Similar results were measured when running the parameterization learned by Nao on NaoToe. Toe movement has been kept at zero in this run. Although the robot remains standing in all 50 tries, the result is a mere 1.5 m. Deeper analysis shows that the robot hits the ground with the heel of its kicking leg most of the time. This is surprising and not yet completely understood. One reason could be the slightly different mass distribution in the foot of NaoToe compared to Nao. Another reason could be that although the toes are not actively moving, they could be slightly bend by the force acting on them. However, the amount has been confirmed to be less than \(0.01^\circ \) and is therefore unlikely to cause such an effect. Also, foot force sensors are used to decide when to trigger the behavior. It could be that the force sensors in the feet show zero values, while the toes still touch the ground.

Finally, row five of Table 2 shows the impact of not moving the toes for the NaoToe parameterization on a NaoToe. The robot is four times more likely to fall than with moving toes. The average kick distance of approximately 5.4 m is also considerably less than when using the toes.

Table 2. Utilities of learned kicks and of cross-parameterization.

To show that this model-free approach is able to learn other behaviors, the utility function was changed to measure the ball movement to the side in order to learn a sidekick. Sidekicks are more difficult since only the hip roll and yaw-pitch joints allow to create sidewise movements. Both joints are limited not to move to the side of the other leg in order to avoid leg-to-leg collisions. Nevertheless, NaoToe was able to learn a kick with more than 5 m to the side (Fig. 5). The toes, unsurprisingly, did not provide a benefit for this kick. Videos of the kicks are available hereFootnote 4.

Fig. 5.
figure 5

Learning curve of learning a sidekick with NaoToe.

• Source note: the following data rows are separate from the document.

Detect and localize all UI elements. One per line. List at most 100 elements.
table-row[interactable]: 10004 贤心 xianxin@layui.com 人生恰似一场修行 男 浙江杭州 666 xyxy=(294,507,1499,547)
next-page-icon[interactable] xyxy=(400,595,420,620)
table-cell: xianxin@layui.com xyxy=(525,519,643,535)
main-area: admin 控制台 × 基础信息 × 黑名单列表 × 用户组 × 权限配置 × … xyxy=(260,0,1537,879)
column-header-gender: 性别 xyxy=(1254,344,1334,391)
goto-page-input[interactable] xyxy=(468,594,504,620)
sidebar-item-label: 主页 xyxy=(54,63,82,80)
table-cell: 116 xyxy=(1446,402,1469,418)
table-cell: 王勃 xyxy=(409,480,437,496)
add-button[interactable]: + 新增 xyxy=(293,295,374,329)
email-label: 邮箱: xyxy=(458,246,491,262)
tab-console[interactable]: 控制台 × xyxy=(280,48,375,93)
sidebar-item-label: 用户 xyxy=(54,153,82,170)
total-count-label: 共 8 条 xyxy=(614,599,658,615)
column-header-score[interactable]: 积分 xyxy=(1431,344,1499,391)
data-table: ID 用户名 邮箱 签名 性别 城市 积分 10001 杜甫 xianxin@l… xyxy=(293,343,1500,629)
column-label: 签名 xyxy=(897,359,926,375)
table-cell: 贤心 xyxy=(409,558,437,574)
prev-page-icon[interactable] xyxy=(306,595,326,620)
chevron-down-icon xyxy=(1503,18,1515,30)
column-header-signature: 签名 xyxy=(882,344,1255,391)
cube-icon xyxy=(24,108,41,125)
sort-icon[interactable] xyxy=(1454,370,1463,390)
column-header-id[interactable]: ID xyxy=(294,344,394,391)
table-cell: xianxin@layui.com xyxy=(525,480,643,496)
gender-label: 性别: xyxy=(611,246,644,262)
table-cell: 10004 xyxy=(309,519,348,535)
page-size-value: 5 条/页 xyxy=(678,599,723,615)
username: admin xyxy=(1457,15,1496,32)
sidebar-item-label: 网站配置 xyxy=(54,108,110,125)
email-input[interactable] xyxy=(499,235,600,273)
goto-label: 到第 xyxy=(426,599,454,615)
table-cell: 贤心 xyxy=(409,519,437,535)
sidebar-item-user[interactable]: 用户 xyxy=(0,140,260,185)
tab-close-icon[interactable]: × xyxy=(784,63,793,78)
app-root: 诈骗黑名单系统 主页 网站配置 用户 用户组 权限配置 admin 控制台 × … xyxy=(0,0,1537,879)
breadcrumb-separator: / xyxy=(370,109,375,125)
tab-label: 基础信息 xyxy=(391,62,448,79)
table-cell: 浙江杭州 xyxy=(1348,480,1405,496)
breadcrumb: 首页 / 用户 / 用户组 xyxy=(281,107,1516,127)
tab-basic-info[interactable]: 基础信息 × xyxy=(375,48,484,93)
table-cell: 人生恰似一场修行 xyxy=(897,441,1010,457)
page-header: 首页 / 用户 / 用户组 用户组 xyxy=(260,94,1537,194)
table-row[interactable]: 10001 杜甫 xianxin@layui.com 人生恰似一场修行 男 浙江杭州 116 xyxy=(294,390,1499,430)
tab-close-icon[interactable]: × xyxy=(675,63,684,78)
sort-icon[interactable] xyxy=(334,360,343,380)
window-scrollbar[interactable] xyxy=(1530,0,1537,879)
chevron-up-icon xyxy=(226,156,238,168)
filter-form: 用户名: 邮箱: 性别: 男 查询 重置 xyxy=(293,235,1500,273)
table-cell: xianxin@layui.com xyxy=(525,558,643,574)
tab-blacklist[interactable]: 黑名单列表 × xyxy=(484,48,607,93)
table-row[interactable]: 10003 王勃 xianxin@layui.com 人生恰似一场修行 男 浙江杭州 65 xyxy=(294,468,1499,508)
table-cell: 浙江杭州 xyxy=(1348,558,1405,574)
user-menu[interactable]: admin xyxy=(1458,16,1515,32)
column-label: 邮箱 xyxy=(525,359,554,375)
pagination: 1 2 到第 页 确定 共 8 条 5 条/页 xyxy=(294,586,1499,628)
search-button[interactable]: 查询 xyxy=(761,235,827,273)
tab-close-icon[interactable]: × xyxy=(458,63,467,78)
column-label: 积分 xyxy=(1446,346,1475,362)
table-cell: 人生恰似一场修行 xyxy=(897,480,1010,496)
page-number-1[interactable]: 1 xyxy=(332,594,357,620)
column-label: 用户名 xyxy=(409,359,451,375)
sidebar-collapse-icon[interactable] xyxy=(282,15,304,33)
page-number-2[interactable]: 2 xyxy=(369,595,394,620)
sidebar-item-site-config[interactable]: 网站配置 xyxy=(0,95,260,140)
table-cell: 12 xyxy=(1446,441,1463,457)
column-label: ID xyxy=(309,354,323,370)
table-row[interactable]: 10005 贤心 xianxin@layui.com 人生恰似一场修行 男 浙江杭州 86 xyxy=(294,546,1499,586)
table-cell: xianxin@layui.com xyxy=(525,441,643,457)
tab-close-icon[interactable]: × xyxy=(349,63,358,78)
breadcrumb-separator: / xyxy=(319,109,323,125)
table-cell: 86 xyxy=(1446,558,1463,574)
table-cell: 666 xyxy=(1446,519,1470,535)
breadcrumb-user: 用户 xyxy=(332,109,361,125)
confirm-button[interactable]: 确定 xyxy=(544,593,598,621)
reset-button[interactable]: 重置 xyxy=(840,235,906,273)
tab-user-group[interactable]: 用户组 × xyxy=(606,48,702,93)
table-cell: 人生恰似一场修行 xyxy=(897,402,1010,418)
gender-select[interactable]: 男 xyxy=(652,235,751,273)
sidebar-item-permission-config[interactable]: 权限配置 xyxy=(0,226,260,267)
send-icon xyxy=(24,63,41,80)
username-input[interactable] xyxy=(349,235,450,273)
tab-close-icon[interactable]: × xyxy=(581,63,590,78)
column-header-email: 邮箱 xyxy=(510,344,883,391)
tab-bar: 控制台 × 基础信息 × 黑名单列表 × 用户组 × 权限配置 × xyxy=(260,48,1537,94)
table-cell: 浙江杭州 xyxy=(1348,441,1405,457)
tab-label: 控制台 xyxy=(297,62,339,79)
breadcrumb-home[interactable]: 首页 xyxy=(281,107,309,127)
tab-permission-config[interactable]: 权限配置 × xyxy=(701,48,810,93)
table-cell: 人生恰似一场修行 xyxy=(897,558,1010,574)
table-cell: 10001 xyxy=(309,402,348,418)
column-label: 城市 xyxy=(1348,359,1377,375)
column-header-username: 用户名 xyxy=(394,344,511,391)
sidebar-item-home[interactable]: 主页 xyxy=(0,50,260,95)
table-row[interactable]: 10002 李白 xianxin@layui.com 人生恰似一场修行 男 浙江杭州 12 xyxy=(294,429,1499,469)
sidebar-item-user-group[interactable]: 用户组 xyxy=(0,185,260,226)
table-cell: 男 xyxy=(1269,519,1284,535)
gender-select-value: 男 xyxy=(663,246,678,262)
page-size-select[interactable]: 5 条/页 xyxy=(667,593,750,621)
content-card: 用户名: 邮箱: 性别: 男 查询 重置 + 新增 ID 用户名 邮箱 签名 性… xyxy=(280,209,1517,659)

Initial experiments with learning to walk this way by performing a learned double step during model-based walking results in a walk that is up to now 86% the speed of pure model-based walking. Unfortunately, attempts to learn walking using NaoToe are hampered by a bug in the simulator that lets the robot explode in some cases of toe movement. For kick learning this did in most cases not exhibit a problem, since such parameter settings did not result in ball movement and were eliminated by the genetic search. For walking, however, the genetic algorithm does exploit this bug by learning to explode in situations were the torso fragment of the robot is boosting forward.

Fig. 6.
figure 6

Sequence of movement when kicking with NaoToe.

5 Conclusions and Future Work

With the model-free approach presented in this paper we were able to learn different behaviors on different robot type variations. In particular, the advantages of a robot with toes could be exploited in a quick forward-kick without the need to care for problems with, for example, inverse kinematics.

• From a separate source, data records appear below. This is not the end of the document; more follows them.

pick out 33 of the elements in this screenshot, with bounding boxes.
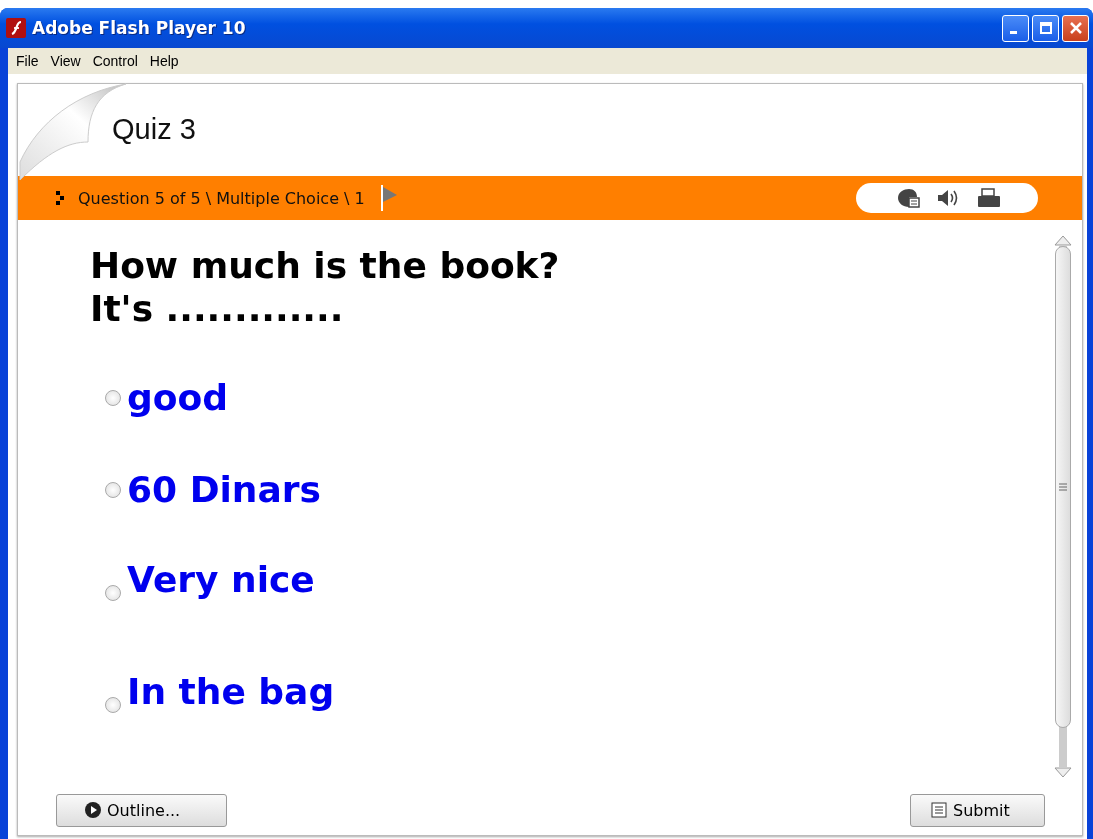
radio-button[interactable] [105,697,121,713]
close-icon [1069,22,1082,34]
question-breadcrumb: Question 5 of 5 \ Multiple Choice \ 1 [78,188,365,208]
minimize-button[interactable] [1002,14,1029,42]
window-title: Adobe Flash Player 10 [32,18,246,38]
answer-option[interactable]: 60 Dinars [127,467,321,513]
menu-item[interactable]: Control [88,53,146,69]
menu-item[interactable]: View [46,53,89,69]
radio-button[interactable] [105,585,121,601]
flash-logo-icon [6,18,26,38]
outline-button[interactable]: Outline... [56,793,227,827]
answer-option[interactable]: good [127,375,228,421]
menu-item[interactable]: Help [145,53,187,69]
quiz-title: Quiz 3 [112,112,196,146]
answer-option[interactable]: In the bag [127,669,335,715]
play-icon [85,802,101,818]
minimize-icon [1010,30,1017,34]
close-button[interactable] [1062,14,1089,42]
scroll-thumb[interactable] [1055,246,1071,728]
answer-option[interactable]: Very nice [127,557,315,603]
submit-button[interactable]: Submit [910,793,1045,827]
print-icon[interactable] [976,188,1002,208]
maximize-icon [1039,22,1052,34]
list-icon [931,802,947,818]
grip-icon [1059,482,1067,492]
radio-button[interactable] [105,390,121,406]
scroll-down-icon[interactable] [1054,767,1072,779]
question-text: How much is the book? It's ............. [90,244,561,330]
menu-item[interactable]: File [12,53,47,69]
maximize-button[interactable] [1032,14,1059,42]
glossary-icon[interactable] [896,188,922,208]
radio-button[interactable] [105,482,121,498]
flag-icon[interactable] [378,184,399,212]
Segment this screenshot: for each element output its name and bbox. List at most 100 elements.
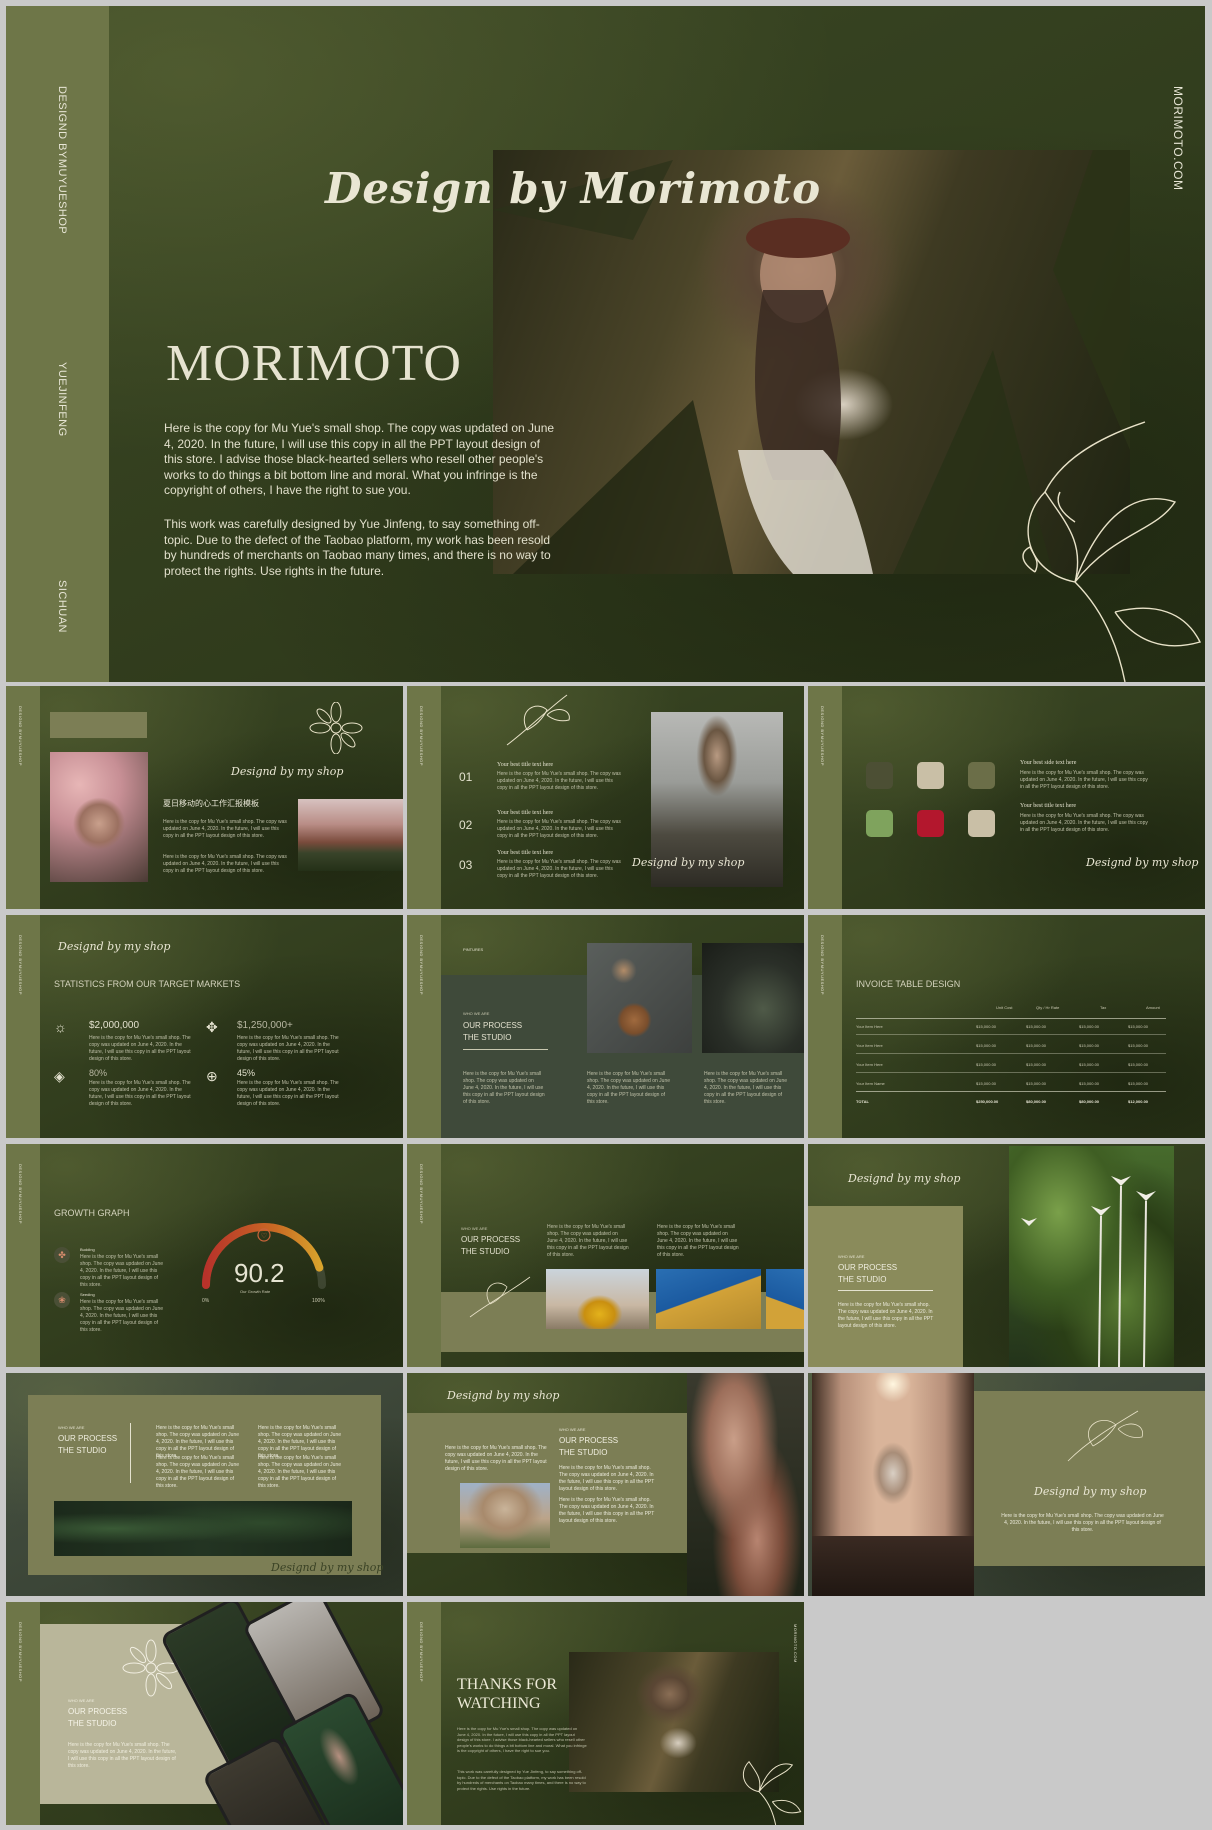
slide-portrait-intro[interactable]: DESIGND BYMUYUESHOP Designd by my shop 夏… (6, 686, 403, 909)
icon-tile-4[interactable] (866, 810, 893, 837)
side-strip (6, 1144, 40, 1367)
designed-by-script: Designd by my shop (447, 1389, 560, 1402)
sprout-icon: ✤ (54, 1247, 70, 1263)
tag-label: PINTURES (463, 947, 484, 952)
item-title: Budding (80, 1247, 95, 1252)
stat-text: Here is the copy for Mu Yue's small shop… (237, 1080, 339, 1107)
studio-text-4: Here is the copy for Mu Yue's small shop… (258, 1455, 342, 1489)
side-label: DESIGND BYMUYUESHOP (18, 1622, 23, 1682)
icon-tile-1[interactable] (866, 762, 893, 789)
icon-tile-5[interactable] (917, 810, 944, 837)
hallway-photo (812, 1373, 974, 1596)
layers-icon: ◈ (54, 1068, 65, 1084)
main-slide[interactable]: DESIGND BYMUYUESHOP YUEJINFENG SICHUAN M… (6, 6, 1205, 682)
portrait-photo (50, 752, 148, 882)
slide-statistics[interactable]: DESIGND BYMUYUESHOP Designd by my shop S… (6, 915, 403, 1138)
thanks-line-2: WATCHING (457, 1695, 541, 1712)
slide-studio-band[interactable]: WHO WE ARE OUR PROCESS THE STUDIO Here i… (6, 1373, 403, 1596)
side-label: DESIGND BYMUYUESHOP (18, 935, 23, 995)
side-label-top: DESIGND BYMUYUESHOP (56, 86, 68, 235)
item-title: Your best title text here (497, 810, 554, 816)
side-text: Here is the copy for Mu Yue's small shop… (1020, 770, 1148, 790)
side-label: DESIGND BYMUYUESHOP (18, 706, 23, 766)
thanks-text-2: This work was carefully designed by Yue … (457, 1769, 586, 1791)
side-label: DESIGND BYMUYUESHOP (419, 1622, 424, 1682)
who-we-are: WHO WE ARE (463, 1011, 490, 1016)
process-title-1: OUR PROCESS (463, 1021, 523, 1030)
side-title: Your best side text here (1020, 760, 1077, 766)
process-title-2: THE STUDIO (559, 1448, 608, 1457)
slide-growth-graph[interactable]: DESIGND BYMUYUESHOP GROWTH GRAPH ✤ Buddi… (6, 1144, 403, 1367)
invoice-table: Unit Cost Qty / Hr Rate Tax Amount Your … (856, 1005, 1186, 1115)
slide-process-strip[interactable]: DESIGND BYMUYUESHOP WHO WE ARE OUR PROCE… (407, 1144, 804, 1367)
hallway-text: Here is the copy for Mu Yue's small shop… (1001, 1513, 1164, 1533)
who-we-are: WHO WE ARE (559, 1427, 586, 1432)
designed-by-script: Designd by my shop (1034, 1485, 1147, 1498)
side-strip (808, 915, 842, 1138)
photo-text-2: Here is the copy for Mu Yue's small shop… (704, 1071, 788, 1105)
globe-icon: ⊕ (206, 1068, 218, 1084)
slide-phones[interactable]: DESIGND BYMUYUESHOP WHO WE ARE OUR PROCE… (6, 1602, 403, 1825)
gauge-value: 90.2 (234, 1258, 285, 1288)
side-strip (407, 1144, 441, 1367)
item-number: 02 (459, 818, 473, 832)
divider (838, 1290, 933, 1291)
slide-garden[interactable]: Designd by my shop WHO WE ARE OUR PROCES… (808, 1144, 1205, 1367)
icon-tile-6[interactable] (968, 810, 995, 837)
col-header: Qty / Hr Rate (1036, 1005, 1060, 1010)
stat-value: $1,250,000+ (237, 1020, 293, 1031)
side-strip (808, 686, 842, 909)
designed-by-script: Designd by my shop (271, 1561, 384, 1574)
process-title-1: OUR PROCESS (68, 1707, 128, 1716)
process-title-1: OUR PROCESS (559, 1436, 619, 1445)
slide-icon-grid[interactable]: DESIGND BYMUYUESHOP Your best side text … (808, 686, 1205, 909)
leaf-line-icon (469, 1276, 531, 1318)
main-paragraph-1: Here is the copy for Mu Yue's small shop… (164, 421, 555, 498)
cn-title: 夏日移动的心工作汇报模板 (163, 799, 259, 808)
slide-process-photos[interactable]: DESIGND BYMUYUESHOP PINTURES WHO WE ARE … (407, 915, 804, 1138)
vertical-divider (130, 1423, 131, 1483)
side-label-bot: SICHUAN (56, 580, 68, 634)
side-strip (6, 1602, 40, 1825)
icon-tile-2[interactable] (917, 762, 944, 789)
site-vertical-label: MORIMOTO.COM (793, 1624, 798, 1663)
gauge-max: 100% (312, 1298, 325, 1304)
side-strip (407, 686, 441, 909)
process-text-2: Here is the copy for Mu Yue's small shop… (559, 1497, 655, 1524)
item-text: Here is the copy for Mu Yue's small shop… (80, 1254, 164, 1288)
move-icon: ✥ (206, 1019, 218, 1035)
leaf-line-icon (506, 694, 570, 746)
process-title-2: THE STUDIO (68, 1719, 117, 1728)
slide-hallway[interactable]: Designd by my shop Here is the copy for … (808, 1373, 1205, 1596)
side-label: DESIGND BYMUYUESHOP (419, 706, 424, 766)
leaf-line-icon (1067, 1410, 1144, 1462)
designed-by-script: Designd by my shop (231, 765, 344, 778)
blue-building-photo (656, 1269, 761, 1329)
line-flower-icon (742, 1760, 802, 1825)
col-header: Amount (1146, 1005, 1160, 1010)
who-we-are: WHO WE ARE (68, 1698, 95, 1703)
flower-line-icon (309, 702, 363, 754)
process-text: Here is the copy for Mu Yue's small shop… (68, 1742, 177, 1769)
svg-text:♡: ♡ (261, 1232, 267, 1240)
food-photo (587, 943, 692, 1053)
studio-text-3: Here is the copy for Mu Yue's small shop… (156, 1455, 240, 1489)
designed-by-script: Designd by my shop (632, 856, 745, 869)
intro-text: Here is the copy for Mu Yue's small shop… (445, 1445, 547, 1472)
slide-numbered-list[interactable]: DESIGND BYMUYUESHOP 01 Your best title t… (407, 686, 804, 909)
accent-block (50, 712, 147, 738)
process-title-2: THE STUDIO (838, 1275, 887, 1284)
sage-card (808, 1206, 963, 1367)
garden-photo (1009, 1146, 1174, 1367)
side-strip (6, 686, 40, 909)
slide-desert[interactable]: Designd by my shop Here is the copy for … (407, 1373, 804, 1596)
designed-by-script: Designd by my shop (848, 1172, 961, 1185)
icon-tile-3[interactable] (968, 762, 995, 789)
slide-invoice-table[interactable]: DESIGND BYMUYUESHOP INVOICE TABLE DESIGN… (808, 915, 1205, 1138)
blue-photo-2 (766, 1269, 804, 1329)
col-header: Unit Cost (996, 1005, 1013, 1010)
script-title: Design by Morimoto (325, 164, 822, 213)
stats-heading: STATISTICS FROM OUR TARGET MARKETS (54, 979, 241, 989)
slide-thanks[interactable]: DESIGND BYMUYUESHOP MORIMOTO.COM THANKS … (407, 1602, 804, 1825)
growth-heading: GROWTH GRAPH (54, 1208, 130, 1218)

We have not been successful in transferring a learned kick on Nao to a useful kick on NaoToe so far using CMA-ES. All attempts ended in kicks of NaoToe with a distance of two to four meters only. The opposite, learning a kick on Nao from parameters learned for NaoToe did work. This deserves further investigations since learning times could hopefully be reduced considerably compared to learning from scratch each time. CMA-ES is, however, able to adjust a learned kick of e.g. NaoToe to different ball positions with respect to the robot.

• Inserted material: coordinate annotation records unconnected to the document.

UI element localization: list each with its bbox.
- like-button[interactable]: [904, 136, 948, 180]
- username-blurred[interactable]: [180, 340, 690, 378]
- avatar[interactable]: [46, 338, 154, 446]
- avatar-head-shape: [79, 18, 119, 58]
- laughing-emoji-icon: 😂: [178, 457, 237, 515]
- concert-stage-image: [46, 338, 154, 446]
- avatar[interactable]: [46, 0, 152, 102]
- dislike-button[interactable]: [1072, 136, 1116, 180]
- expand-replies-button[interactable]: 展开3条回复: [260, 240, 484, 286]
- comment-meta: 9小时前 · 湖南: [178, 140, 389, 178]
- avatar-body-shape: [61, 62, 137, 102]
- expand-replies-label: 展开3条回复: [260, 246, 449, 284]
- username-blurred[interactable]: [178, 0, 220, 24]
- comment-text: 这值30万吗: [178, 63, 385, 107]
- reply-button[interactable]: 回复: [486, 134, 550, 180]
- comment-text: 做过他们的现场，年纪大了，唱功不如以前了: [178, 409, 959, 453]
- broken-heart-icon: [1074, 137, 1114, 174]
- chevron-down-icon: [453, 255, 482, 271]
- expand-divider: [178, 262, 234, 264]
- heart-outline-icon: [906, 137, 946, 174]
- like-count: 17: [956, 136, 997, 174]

The examples of learned behaviors in this paper are all kicks. The model-free approach, however, should allow to learn any behavior, at least for legs in its current implementation. We are currently investigating to learn a walk using toes. This is more difficult since the duration of a walk behavior before repeating itself is longer than for the kicks shown here, so the parameter space is increasing. First results are promising, but hampered by a problem of the currently used simulator.